Willian and Pedro were the two to make way, signalling a return to 3-5-2. Given Bournemouth’s ascendancy in the second half, it was of no surprise that Conte wanted to add Bakayoko to the middle third, while giving Hazard complete freedom to launch on the counter.

It took until the 68th minute for anything of note to happen. Kenedy squared up Adam Smith near the byline on the left, and rainbow flicked the ball over the right-back’s head. Smith raised his hands, which saw the Brazilian leap to the ground. Clumsy defending, and Chelsea a little unfortunate not to receive a game-altering spot kick.

Conte was understandably keen to avoid extra time, and he needed a second goal to guarantee that. He turned to Alvaro Morata, who replaced Batshuayi in the 73rd minute. At the same stoppage, Howe brought on Lewis Cook for Arter.

Ibe went close for Bournemouth from the edge of the box in the 78th minute. His low, driven shot fizzed past Caballero’s right-hand post.

The odd lofted cross provided little to no danger for Chelsea, as Bournemouth were short of guile when chasing the game.

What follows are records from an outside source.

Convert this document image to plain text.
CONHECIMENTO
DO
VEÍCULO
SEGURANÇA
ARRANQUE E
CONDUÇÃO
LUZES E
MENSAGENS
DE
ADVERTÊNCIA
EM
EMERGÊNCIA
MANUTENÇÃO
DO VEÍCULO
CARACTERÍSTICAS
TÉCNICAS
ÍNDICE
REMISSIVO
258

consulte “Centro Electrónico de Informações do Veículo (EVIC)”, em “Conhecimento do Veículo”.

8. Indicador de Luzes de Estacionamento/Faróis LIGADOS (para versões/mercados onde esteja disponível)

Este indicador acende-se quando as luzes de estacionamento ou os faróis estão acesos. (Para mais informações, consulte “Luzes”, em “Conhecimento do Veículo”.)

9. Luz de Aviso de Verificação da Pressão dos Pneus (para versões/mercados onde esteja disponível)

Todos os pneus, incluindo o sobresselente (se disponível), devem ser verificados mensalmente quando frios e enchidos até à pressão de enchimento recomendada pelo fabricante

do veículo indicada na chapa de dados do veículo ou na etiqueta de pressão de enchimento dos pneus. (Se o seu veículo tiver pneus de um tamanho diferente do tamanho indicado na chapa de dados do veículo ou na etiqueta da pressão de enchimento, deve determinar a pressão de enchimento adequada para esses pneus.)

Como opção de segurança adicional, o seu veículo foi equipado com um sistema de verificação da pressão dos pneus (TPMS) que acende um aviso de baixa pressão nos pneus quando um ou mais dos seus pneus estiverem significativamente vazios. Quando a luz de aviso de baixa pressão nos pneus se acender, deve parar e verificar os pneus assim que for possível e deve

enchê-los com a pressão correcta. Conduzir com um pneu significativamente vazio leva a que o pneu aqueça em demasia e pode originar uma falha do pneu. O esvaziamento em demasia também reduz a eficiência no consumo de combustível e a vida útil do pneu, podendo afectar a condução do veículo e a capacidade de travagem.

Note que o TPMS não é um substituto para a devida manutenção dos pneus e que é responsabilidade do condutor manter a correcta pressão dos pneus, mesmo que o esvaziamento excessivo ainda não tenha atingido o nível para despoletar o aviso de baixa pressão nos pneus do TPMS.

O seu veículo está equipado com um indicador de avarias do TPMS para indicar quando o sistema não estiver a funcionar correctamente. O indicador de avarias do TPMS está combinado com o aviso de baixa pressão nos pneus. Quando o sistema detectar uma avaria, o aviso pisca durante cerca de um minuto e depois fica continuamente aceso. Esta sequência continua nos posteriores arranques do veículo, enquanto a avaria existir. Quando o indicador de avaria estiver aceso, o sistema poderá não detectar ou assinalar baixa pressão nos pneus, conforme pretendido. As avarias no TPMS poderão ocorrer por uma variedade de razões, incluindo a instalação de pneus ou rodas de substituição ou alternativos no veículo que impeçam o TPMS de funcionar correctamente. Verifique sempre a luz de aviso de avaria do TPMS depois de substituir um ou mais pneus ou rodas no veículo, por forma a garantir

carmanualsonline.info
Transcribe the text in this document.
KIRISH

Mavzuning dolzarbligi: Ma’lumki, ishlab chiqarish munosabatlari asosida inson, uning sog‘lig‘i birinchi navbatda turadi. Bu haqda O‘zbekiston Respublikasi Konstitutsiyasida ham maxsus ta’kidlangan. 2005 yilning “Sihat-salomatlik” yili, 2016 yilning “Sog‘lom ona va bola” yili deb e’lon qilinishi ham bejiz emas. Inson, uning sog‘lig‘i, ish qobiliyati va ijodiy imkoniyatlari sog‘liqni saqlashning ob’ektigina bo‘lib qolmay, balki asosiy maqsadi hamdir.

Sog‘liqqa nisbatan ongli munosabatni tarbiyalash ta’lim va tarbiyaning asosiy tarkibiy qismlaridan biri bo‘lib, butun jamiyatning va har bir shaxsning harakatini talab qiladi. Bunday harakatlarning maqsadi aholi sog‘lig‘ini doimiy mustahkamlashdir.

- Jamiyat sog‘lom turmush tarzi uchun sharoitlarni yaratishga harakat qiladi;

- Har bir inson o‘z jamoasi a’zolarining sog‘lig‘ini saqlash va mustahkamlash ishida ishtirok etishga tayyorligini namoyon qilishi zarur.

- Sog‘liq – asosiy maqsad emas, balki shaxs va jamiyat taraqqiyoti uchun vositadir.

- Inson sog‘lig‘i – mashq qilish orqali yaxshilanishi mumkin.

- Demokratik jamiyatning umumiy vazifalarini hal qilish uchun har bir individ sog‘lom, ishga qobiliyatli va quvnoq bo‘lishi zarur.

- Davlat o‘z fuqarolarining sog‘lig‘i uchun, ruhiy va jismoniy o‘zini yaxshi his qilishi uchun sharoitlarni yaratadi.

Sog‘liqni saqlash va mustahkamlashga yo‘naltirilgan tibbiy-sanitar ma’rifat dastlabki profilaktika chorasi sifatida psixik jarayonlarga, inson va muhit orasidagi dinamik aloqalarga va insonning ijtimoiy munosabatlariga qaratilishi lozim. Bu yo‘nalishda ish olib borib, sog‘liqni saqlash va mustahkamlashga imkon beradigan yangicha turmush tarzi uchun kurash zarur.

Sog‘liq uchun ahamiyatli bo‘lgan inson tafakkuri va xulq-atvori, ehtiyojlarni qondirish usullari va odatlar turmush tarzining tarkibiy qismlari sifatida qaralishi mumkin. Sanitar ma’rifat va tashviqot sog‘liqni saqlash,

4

A long throw moments from the board being lifted for added time awoke a drowsy evening. Morata made a poor headed clearance, which only landed at the edge of the box. The ball was then squared to Dan Gosling, who had several yards to himself. He eyed up the top-right-hand corner of the goal, and swept it past the leaping Caballero.

Stamford Bridge was in a shock. A calm, bemusement, if you like. What was eking into a routine victory had become a disaster: 30 extra minutes.

Well, even that didn’t last long. Hazard had hardly touched the ball since coming on, but the Belgian found himself behind the Bournemouth defence almost immediately after the goal. Receiving a driven ball, the forward was almost parallel to the byline. With a covering defender stopping a turn towards the goal, Hazard executed a smooth backheel.

His sci-fi-worthy understanding with Morata paid off. The ball was within reach of the charging Spaniard, who beat Boruc to it. He poked it past the rushing Polish stopper to make it 2-1.

Bournemouth had time for one attack, but it was fruitless.

Late drama compensated for what was a very ordinary cup tie. Chelsea were lucky, Bournemouth will be left with a cruel twang, yet it was probably a fair result. And, most importantly, it evaded an extra half-hour that no team can afford in December.

The performance of Ampadu was the highlight for Chelsea, while the indifferent displays from Drinkwater and Zappacosta will only encourage Conte’s frustration with his depth.